Non abbiamo nessuna notizia scritta, circa la sua origine, la sua
provenienza, chi l’abbia commissionato, né dove
sia stato eseguito.
La Sovrintendenza di Milano lo attribuisce alla scuola cremonese vicina
a Bernardino Campi e la colloca nel XVI secolo e la giudica di grande
valore.
Probabilmente era una “pala” d’altare
(cioè un grande dipinto che stava sul fondo di un altare e
quindi davanti al sacerdote e alla gente che partecipava alla Messa)
Proviene immediatamente dalla nostra Chiesa del Crocefisso.
Sulla nostra “pala d’altare” è
raffigurata l’Assunzione della Vergine al cielo, attorniata
dagli angeli festosi e riverenti.
L’ambiente in cui è rappresentata la Madonna
Assunta è un azzurro luminoso, quasi a differenziarsi,
seppur senza staccarsi, dal gruppo degli Apostoli che, osservando
sorpresi la tomba ormai vuota di Maria, e pur manifestando gli
interrogativi circa quanto stanno osservando, nello stesso tempo
volgono lo sguardo e il cuore al cielo, dove è appunto la
Madonna nella sua completezza personale di anima e di corpo.
L’ambiente in cui sono dipinti gli Apostoli è
scuro, ma non tenebroso, e indica questa nostra vita terrena.
Sono due mondi, diversi, distinti, ma non separati. Maria non
è separata da noi.
Il dipinto pare fatto in modo che il nostro sguardo non possa fissarsi
soltanto sulla parte alta del quadro, cioè sull'esito della
vita di Maria che, quale "primizia e immagine della Chiesa", svela il
termine ultimo cui tende la vita di ciascuno; deve fissarsi anche in
basso dove è la Chiesa, rappresentata dai dodici Apostoli.
Essa, la Chiesa, rimane nel tempo, sulla terra, tra le domande della
fede, ma non è sola, poiché la Madonna, pur
Assunta in cielo, rimane Madre della Chiesa e
dell’umanità intera, come Cristo, morente sulla
croce, le ha chiesto. Infatti così scrive nel suo vangelo
Giovanni, il testimone diretto della crocifissione di Gesù:
“Gesù allora, vedendo la madre e lì
accanto a lei il discepolo che egli amava, disse alla madre:
«Donna, ecco il tuo figlio!».
E lei ha accettato di esserci Madre: “ Poi disse al
discepolo: «Ecco la tua madre!». E da quel momento
il discepolo la prese nella sua casa”. (Gv 19,26-27).

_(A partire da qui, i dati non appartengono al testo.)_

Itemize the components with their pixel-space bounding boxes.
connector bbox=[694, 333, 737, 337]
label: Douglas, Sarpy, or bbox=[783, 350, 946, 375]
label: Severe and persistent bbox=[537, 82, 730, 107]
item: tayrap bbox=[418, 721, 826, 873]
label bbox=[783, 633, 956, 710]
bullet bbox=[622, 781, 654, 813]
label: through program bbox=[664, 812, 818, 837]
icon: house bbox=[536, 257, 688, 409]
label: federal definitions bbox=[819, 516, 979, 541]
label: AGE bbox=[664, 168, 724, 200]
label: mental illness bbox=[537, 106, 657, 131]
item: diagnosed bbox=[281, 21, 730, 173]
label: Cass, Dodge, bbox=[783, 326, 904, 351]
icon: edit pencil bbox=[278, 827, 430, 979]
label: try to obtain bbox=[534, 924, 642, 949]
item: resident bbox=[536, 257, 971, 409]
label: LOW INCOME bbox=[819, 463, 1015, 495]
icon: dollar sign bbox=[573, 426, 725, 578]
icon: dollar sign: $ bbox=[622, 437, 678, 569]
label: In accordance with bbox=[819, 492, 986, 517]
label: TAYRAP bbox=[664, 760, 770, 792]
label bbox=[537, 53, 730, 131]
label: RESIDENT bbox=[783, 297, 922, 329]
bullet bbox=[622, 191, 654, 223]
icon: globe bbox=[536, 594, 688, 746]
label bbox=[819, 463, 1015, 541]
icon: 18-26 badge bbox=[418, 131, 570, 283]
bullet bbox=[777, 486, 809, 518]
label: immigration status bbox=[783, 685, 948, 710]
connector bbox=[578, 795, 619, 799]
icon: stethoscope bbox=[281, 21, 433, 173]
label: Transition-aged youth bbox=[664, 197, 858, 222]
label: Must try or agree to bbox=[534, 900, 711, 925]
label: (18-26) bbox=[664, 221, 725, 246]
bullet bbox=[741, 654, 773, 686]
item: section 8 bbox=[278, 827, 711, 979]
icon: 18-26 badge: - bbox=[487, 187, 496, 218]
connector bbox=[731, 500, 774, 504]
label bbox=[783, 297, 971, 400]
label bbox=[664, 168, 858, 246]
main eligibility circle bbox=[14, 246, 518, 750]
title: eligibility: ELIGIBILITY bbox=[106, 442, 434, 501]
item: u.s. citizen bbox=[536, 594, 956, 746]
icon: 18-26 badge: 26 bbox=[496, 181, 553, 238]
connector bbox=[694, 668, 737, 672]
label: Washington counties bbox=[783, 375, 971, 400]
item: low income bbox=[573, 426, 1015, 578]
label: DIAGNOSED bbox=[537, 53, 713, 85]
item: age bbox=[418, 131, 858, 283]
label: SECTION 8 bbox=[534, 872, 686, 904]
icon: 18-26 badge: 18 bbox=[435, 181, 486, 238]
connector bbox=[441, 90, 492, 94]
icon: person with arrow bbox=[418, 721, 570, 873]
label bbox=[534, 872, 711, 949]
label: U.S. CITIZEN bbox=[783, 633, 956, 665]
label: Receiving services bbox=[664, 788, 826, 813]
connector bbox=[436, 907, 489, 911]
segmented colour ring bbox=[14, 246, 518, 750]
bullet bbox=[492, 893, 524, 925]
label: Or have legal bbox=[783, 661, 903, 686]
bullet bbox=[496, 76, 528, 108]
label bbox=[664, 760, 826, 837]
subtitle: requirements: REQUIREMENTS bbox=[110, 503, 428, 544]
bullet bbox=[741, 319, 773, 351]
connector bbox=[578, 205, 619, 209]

Ci sembra che il dipinto voglia proporre al nostro sguardo
l’insieme della vita, nella sua attualità sulla
terra e sulla sua realtà dell'invisibile e
dell'eternità, per indicarci due verità: la
prima, che la nostra vita ha due tempi, uno breve sulla terra e uno
eterno in paradiso; la seconda, che il cielo e la terra sono veramente
uniti seppur in modo non evidente. E’ un dipinto sul senso
completo della nostra esistenza.
Suggestioni, queste, che incrociano due obiettivi a cui oggi mirano le
comunità cristiane: quello di fare un salto di
qualità nella dimensione contemplativa della vita di fede,
per ancorare con forza e profondità la propria
identità a Cristo e al mistero della salvezza che egli
rivela; e quello di rendersi capaci di stare nel tempo, già
partecipi, seppur limitatamente, di esperienze di vita con Dio per
creare comunità di cristiani, salvati per la vita eterna.